Loop over a tensor and apply function to each element

Question

I want to loop over a tensor which contains a list of Int, and apply a function to each of the elements. In the function every element will get the value from a dict of python. I have tried the easy way with tf.map_fn, which will work on add function, such as the following code:

import tensorflow as tf

def trans_1(x):
    return x+10

a = tf.constant([1, 2, 3])
b = tf.map_fn(trans_1, a)
with tf.Session() as sess:
    res = sess.run(b)
    print(str(res))
# output: [11 12 13]

But the following code throw the KeyError: tf.Tensor'map_8/while/TensorArrayReadV3:0' shape=() dtype=int32 exception:

import tensorflow as tf

kv_dict = {1:11, 2:12, 3:13}

def trans_2(x):
    return kv_dict[x]

a = tf.constant([1, 2, 3])
b = tf.map_fn(trans_2, a)
with tf.Session() as sess:
    res = sess.run(b)
    print(str(res))

My tensorflow version is 1.13.1. Thanks ahead.

Answer 1

There is a simple way to achieve, what you are trying.

The problem is that the function passed to map_fn must have tensors as its parameters and tensor as the return value. However, your function trans_2 takes plain python int as parameter and returns another python int. That's why your code doesn't work.

However, TensorFlow provides a simple way to wrap ordinary python functions, which is tf.py_func, you can use it in your case as follows:

import tensorflow as tf

kv_dict = {1:11, 2:12, 3:13}

def trans_2(x):
    return kv_dict[x]

def wrapper(x):
    return tf.cast(tf.py_func(trans_2, [x], tf.int64), tf.int32)

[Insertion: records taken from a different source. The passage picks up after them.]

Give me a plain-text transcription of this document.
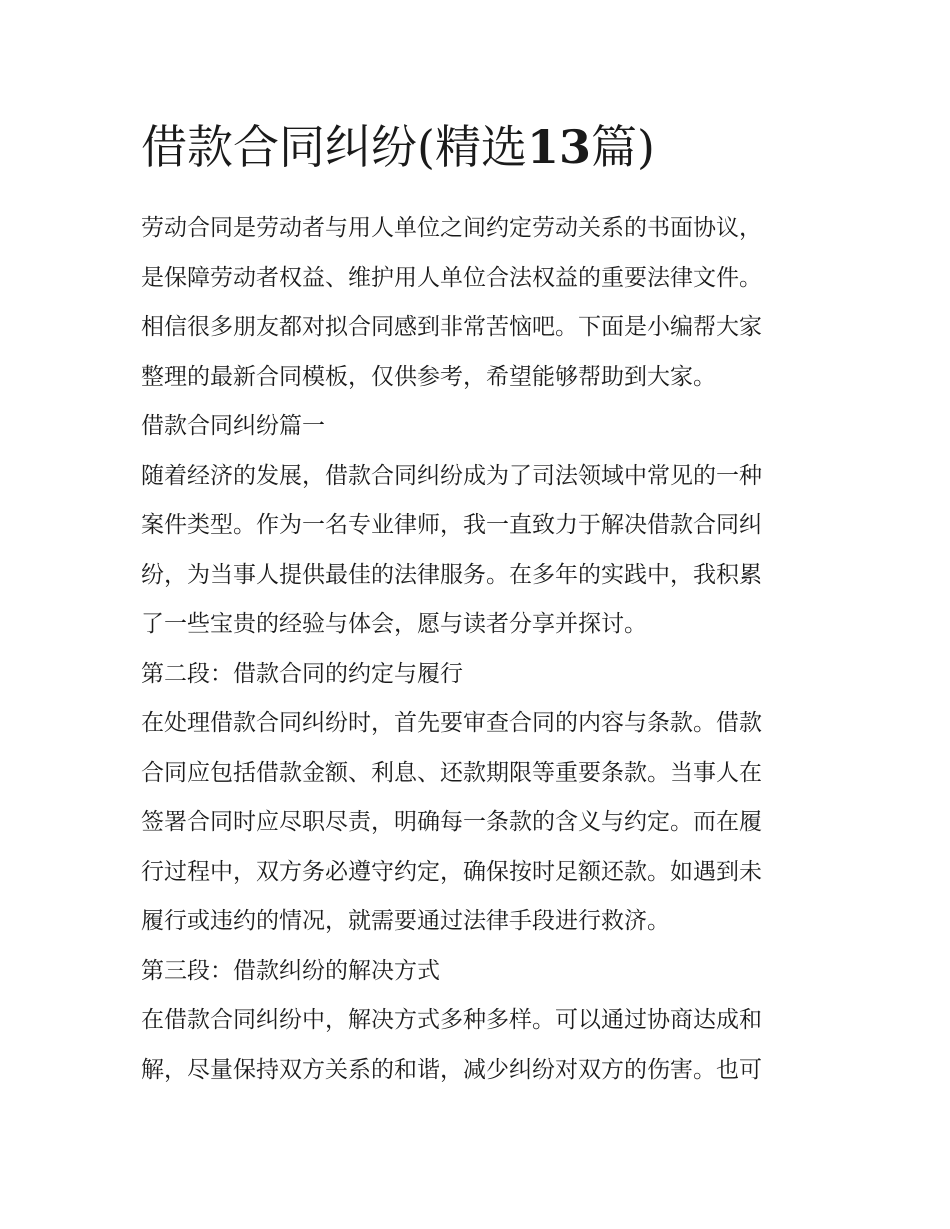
借款合同纠纷(精选13篇)

劳动合同是劳动者与用人单位之间约定劳动关系的书面协议，

是保障劳动者权益、维护用人单位合法权益的重要法律文件。

相信很多朋友都对拟合同感到非常苦恼吧。下面是小编帮大家

整理的最新合同模板，仅供参考，希望能够帮助到大家。

借款合同纠纷篇一

随着经济的发展，借款合同纠纷成为了司法领域中常见的一种

案件类型。作为一名专业律师，我一直致力于解决借款合同纠

纷，为当事人提供最佳的法律服务。在多年的实践中，我积累

了一些宝贵的经验与体会，愿与读者分享并探讨。

第二段：借款合同的约定与履行

在处理借款合同纠纷时，首先要审查合同的内容与条款。借款

合同应包括借款金额、利息、还款期限等重要条款。当事人在

签署合同时应尽职尽责，明确每一条款的含义与约定。而在履

行过程中，双方务必遵守约定，确保按时足额还款。如遇到未

履行或违约的情况，就需要通过法律手段进行救济。

第三段：借款纠纷的解决方式

在借款合同纠纷中，解决方式多种多样。可以通过协商达成和

解，尽量保持双方关系的和谐，减少纠纷对双方的伤害。也可
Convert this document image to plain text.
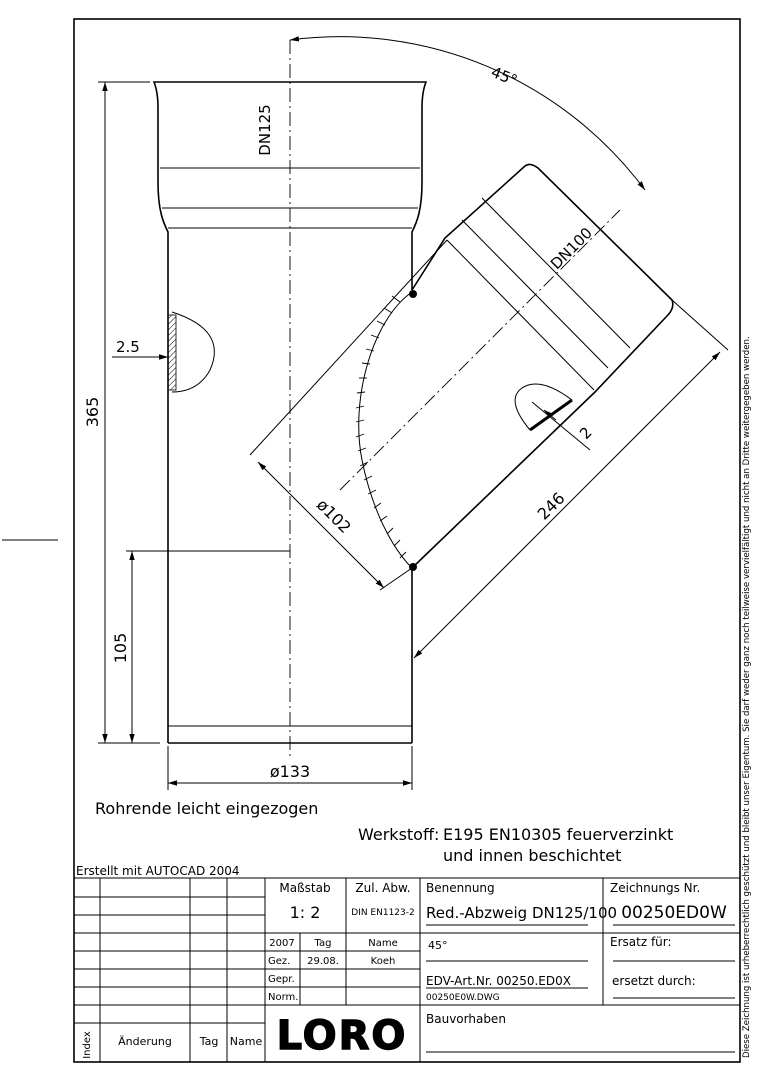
45°
365
105
2.5
DN125
DN100
ø133
ø102	246
2
Rohrende leicht eingezogen
Werkstoff: E195 EN10305 feuerverzinkt
und innen beschichtet
Erstellt mit AUTOCAD 2004
Index Änderung	Tag Name
Maßstab
1: 2
Zul. Abw.
DIN EN1123-2
2007 Tag	Name
Gez. 29.08.	Koeh
Gepr.
Norm.
LORO
Benennung
Red.-Abzweig DN125/100
45°
EDV-Art.Nr. 00250.ED0X
00250E0W.DWG
Zeichnungs Nr.
00250ED0W
Ersatz für:
ersetzt durch:
Bauvorhaben	Diese Zeichnung ist urheberrechtlich geschützt und bleibt unser Eigentum. Sie darf weder ganz noch teilweise vervielfältigt und nicht an Dritte weitergegeben werden.
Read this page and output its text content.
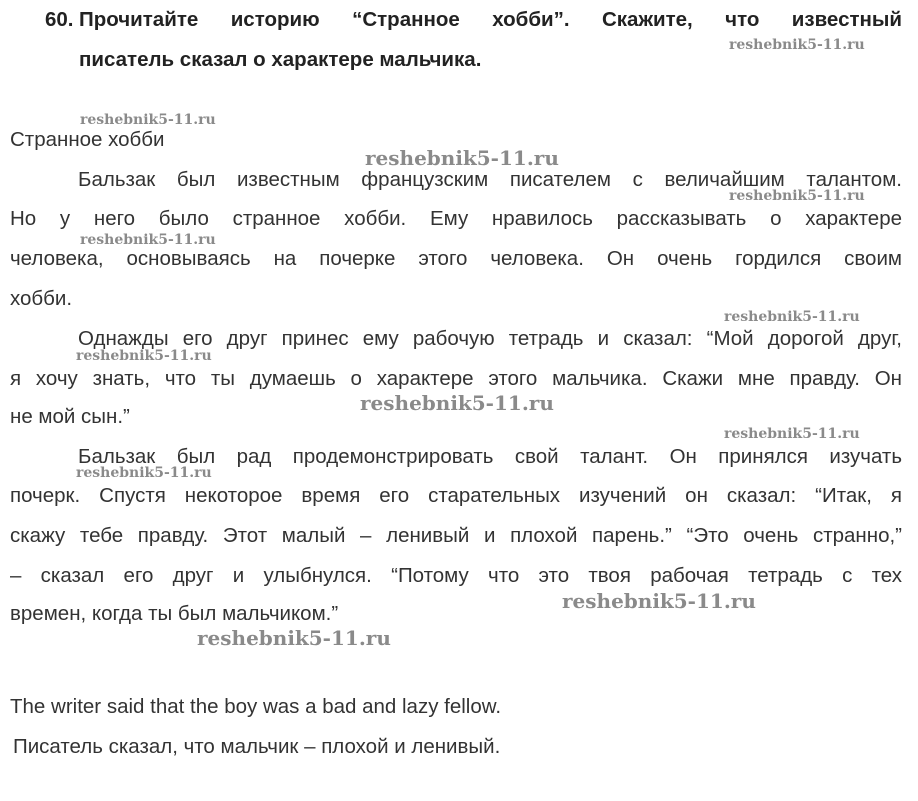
60. Прочитайте историю “Странное хобби”. Скажите, что известный
писатель сказал о характере мальчика.
Странное хобби
Бальзак был известным французским писателем с величайшим талантом.
Но у него было странное хобби. Ему нравилось рассказывать о характере
человека, основываясь на почерке этого человека. Он очень гордился своим
хобби.
Однажды его друг принес ему рабочую тетрадь и сказал: “Мой дорогой друг,
я хочу знать, что ты думаешь о характере этого мальчика. Скажи мне правду. Он
не мой сын.”
Бальзак был рад продемонстрировать свой талант. Он принялся изучать
почерк. Спустя некоторое время его старательных изучений он сказал: “Итак, я
скажу тебе правду. Этот малый – ленивый и плохой парень.” “Это очень странно,”
– сказал его друг и улыбнулся. “Потому что это твоя рабочая тетрадь с тех
времен, когда ты был мальчиком.”
The writer said that the boy was a bad and lazy fellow.
Писатель сказал, что мальчик – плохой и ленивый.
reshebnik5-11.ru
reshebnik5-11.ru
reshebnik5-11.ru
reshebnik5-11.ru
reshebnik5-11.ru
reshebnik5-11.ru
reshebnik5-11.ru
reshebnik5-11.ru
reshebnik5-11.ru
reshebnik5-11.ru
reshebnik5-11.ru
reshebnik5-11.ru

a = tf.constant([1, 2, 3])
b = tf.map_fn(wrapper, a)
with tf.Session() as sess:
    res = sess.run(b)
    print(str(res))

you can see I have added a wrapper function, which expects tensor parameter and returns a tensor, that's why it can be used in map_fn. The cast is used because python by default uses 64-bit integers, whereas TensorFlow uses 32-bit integers.

Answer 2

You cannot use a function like that, because the parameter x is a TensorFlow tensor, not a Python value. So, in order for that to work, you would have to turn your dictionary into a tensor as well, but it's not so simple because keys in the dictionary may not be sequential.

You can instead solve this problem without mapping, but instead doing something similar to what is proposed here for NumPy. In TensorFlow, you could implement it like this:

import tensorflow as tf

def replace_by_dict(x, d):
    # Get keys and values from dictionary
    keys, values = zip(*d.items())
    keys = tf.constant(keys, x.dtype)
    values = tf.constant(values, x.dtype)
    # Make a sequence for the range of values in the input
    v_min = tf.reduce_min(x)
    v_max = tf.reduce_max(x)
    r = tf.range(v_min, v_max + 1)
    r_shape = tf.shape(r)
    # Mask replacements that are out of the input range
    mask = (keys >= v_min) & (keys <= v_max)
    keys = tf.boolean_mask(keys, mask)
    values = tf.boolean_mask(values, mask)
    # Replace values in the sequence with the corresponding replacements
    scatter_idx = tf.expand_dims(keys, 1) - v_min
    replace_mask = tf.scatter_nd(
        scatter_idx, tf.ones_like(values, dtype=tf.bool), r_shape)
    replace_values = tf.scatter_nd(scatter_idx, values, r_shape)
    replacer = tf.where(replace_mask, replace_values, r)
    # Gather the replacement value or the same value if it was not modified
    return tf.gather(replacer, x - v_min)

# Test
kv_dict = {1: 11, 2: 12, 3: 13}
with tf.Graph().as_default(), tf.Session() as sess:
    a = tf.constant([1, 2, 3])
    print(sess.run(replace_by_dict(a, kv_dict)))
    # [11, 12, 13]

This will allow you to have values in the input tensor without replacements (left as they are), and also does not require to have all the replacement values in the tensor. It should be efficient unless the minimum and maximum values in your input are very far away.